Entre los minerales, hay que hacer mención especial del hierro. El hierro es parte indispensable de una proteína, la hemoglobina, responsable del transporte de oxígeno a la sangre desde los pulmones hasta el músculo. Cuando las pérdidas de hierro no están suficientemente compensadas se puede llegar a producir una situación patológica que se conoce como “anemia ferropénica”; su primer síntoma, en deportistas, es la disminución del consumo de oxígeno y, por lo tanto, de la potencia máxima aeróbica.

3. CREATINA. Es un aminoácido que el organismo puede sintetizar a partir de otros aminoácidos. La necesidad orgánica es de 2 gramos al día, de los que la mitad la podemos sintetizar y la otra mitad la debemos obtener por aporte externo. El 95% de la creatina se encuentra en el músculo cumpliendo funciones de “almacén” de energía de utilización inmediata, y participa en el anabolismo muscular (es decir, en la formación de nuevo músculo).

A pesar de que hay estudios científicos contradictorios sobre los efectos de la creatina, muchos trabajos científicos reflejan una influencia positiva de la suplementación con creatina en el rendimiento deportivo, sobre todo en actividades de fuerza, y un retraso en la aparición de fatiga muscular en acciones repetidas de alta intensidad y corta duración. Pero cuidado, la creatina puede tener efectos adversos y no puedes tomarla de forma indiscriminada.

4. CAFEÍNA. Hasta hace poco estaba sometida a limitaciones cuantitativas, pues por encima de una determinada cantidad (12 microgramos por mililitro de orina) se consideraba un producto dopante y estaba, por lo tanto, prohibido. La cafeína actúa sobre el sistema nervioso aumentando la velocidad de conducción nerviosa y disminuyendo la sensación de fatiga.

También presenta efectos sobre la lipólisis, es decir, sobre la degradación de las grasas para producir energía en actividades de baja intensidad y larga duración, facilitando este proceso. Pero también tiene algunos efectos no deseados, como el aumento en la producción de orina (que puede favorecer la deshidratación) o, más importantes, alteraciones del ritmo cardíaco que pueden provocar arritmias.

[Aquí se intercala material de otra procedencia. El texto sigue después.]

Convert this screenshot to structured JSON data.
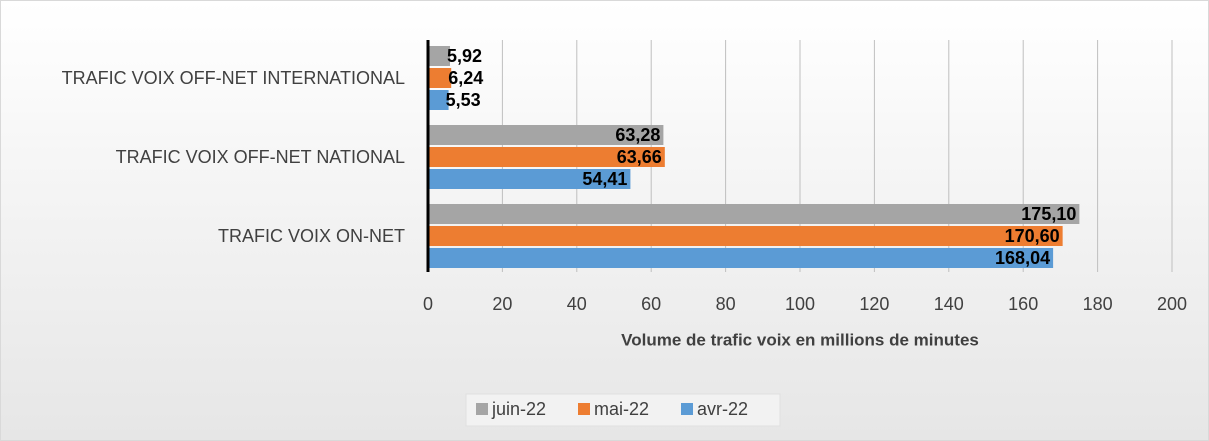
{
  "chart_data": {
    "type": "bar",
    "orientation": "horizontal",
    "categories": [
      "TRAFIC VOIX OFF-NET INTERNATIONAL",
      "TRAFIC VOIX OFF-NET NATIONAL",
      "TRAFIC VOIX ON-NET"
    ],
    "series": [
      {
        "name": "juin-22",
        "color": "#a5a5a5",
        "values": [
          5.92,
          63.28,
          175.1
        ],
        "value_labels": [
          "5,92",
          "63,28",
          "175,10"
        ]
      },
      {
        "name": "mai-22",
        "color": "#ed7d31",
        "values": [
          6.24,
          63.66,
          170.6
        ],
        "value_labels": [
          "6,24",
          "63,66",
          "170,60"
        ]
      },
      {
        "name": "avr-22",
        "color": "#5b9bd5",
        "values": [
          5.53,
          54.41,
          168.04
        ],
        "value_labels": [
          "5,53",
          "54,41",
          "168,04"
        ]
      }
    ],
    "x_label": "Volume de trafic voix en millions de minutes",
    "xlim": [
      0,
      200
    ],
    "xticks": [
      0,
      20,
      40,
      60,
      80,
      100,
      120,
      140,
      160,
      180,
      200
    ],
    "grid": true,
    "legend": "bottom"
  }
}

Como referencia, la dosis de cafeína que antes se habría considerado positivo en un control antidoping equivaldría, aproximadamente, a unas 6 u 8 tazas de café exprés en un período de tiempo inferior a entre 1 y 2 horas, teniendo en cuenta que la dosificación de las cafeteras no es nunca exacta y que hay una gran variabilidad individual en su eliminación.

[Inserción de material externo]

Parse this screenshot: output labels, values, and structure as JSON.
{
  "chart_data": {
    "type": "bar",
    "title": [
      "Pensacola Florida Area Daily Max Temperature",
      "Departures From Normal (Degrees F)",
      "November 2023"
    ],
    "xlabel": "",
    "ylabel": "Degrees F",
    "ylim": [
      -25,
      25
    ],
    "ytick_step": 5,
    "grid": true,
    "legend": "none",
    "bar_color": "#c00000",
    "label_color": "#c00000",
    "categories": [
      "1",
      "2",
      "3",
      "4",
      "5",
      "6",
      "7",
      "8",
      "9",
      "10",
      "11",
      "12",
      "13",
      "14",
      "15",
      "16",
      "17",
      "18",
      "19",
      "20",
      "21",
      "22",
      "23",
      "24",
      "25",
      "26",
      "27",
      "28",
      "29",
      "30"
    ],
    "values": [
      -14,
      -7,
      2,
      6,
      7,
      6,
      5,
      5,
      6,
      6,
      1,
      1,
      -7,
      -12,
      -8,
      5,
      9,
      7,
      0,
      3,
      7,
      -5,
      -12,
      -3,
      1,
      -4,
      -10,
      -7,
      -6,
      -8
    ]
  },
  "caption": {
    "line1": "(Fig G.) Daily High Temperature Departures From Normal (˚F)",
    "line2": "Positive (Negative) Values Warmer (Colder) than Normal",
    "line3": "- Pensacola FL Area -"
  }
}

5. GINSENG. Un conjunto de compuestos o principios activos de la planta Panax Ginseng. Algunos de los efectos del ginseng tienen que ver, también, con la facilitación de la lipólisis, favoreciendo el ahorro en la utilización del glucógeno durante el ejercicio de baja intensidad. Pero, sobre todo, algunos estudios científicos realizados con extractos estandarizados (como el G115) han demostrado su efecto en la mejora en la oxigenación y la consecuente disminución de la sensación de fatiga, además de una menor producción de ácido láctico en ejercicios de alta intensidad.

Otros estudios publicados relacionan la administración de ginseng con el incremento de la síntesis de proteínas musculares. Asimismo algunos trabajos relacionan la administración de ginseng con una mejora de velocidad de respuesta neurológica por su influencia en la excitabilidad del sistema nervioso. Por lo que respecta a posibles efectos adversos o no deseados, su aparición es muy poco frecuente y, en general son de poca importancia como ligeras cefaleas o insomnio al inicio de las tomas. En cualquier caso, es importante recordar que los estudios científicos demostrando su eficacia se han realizado únicamente con extractos estandarizados, la única forma de presentación que puede garantizar los beneficios y la seguridad del preparado.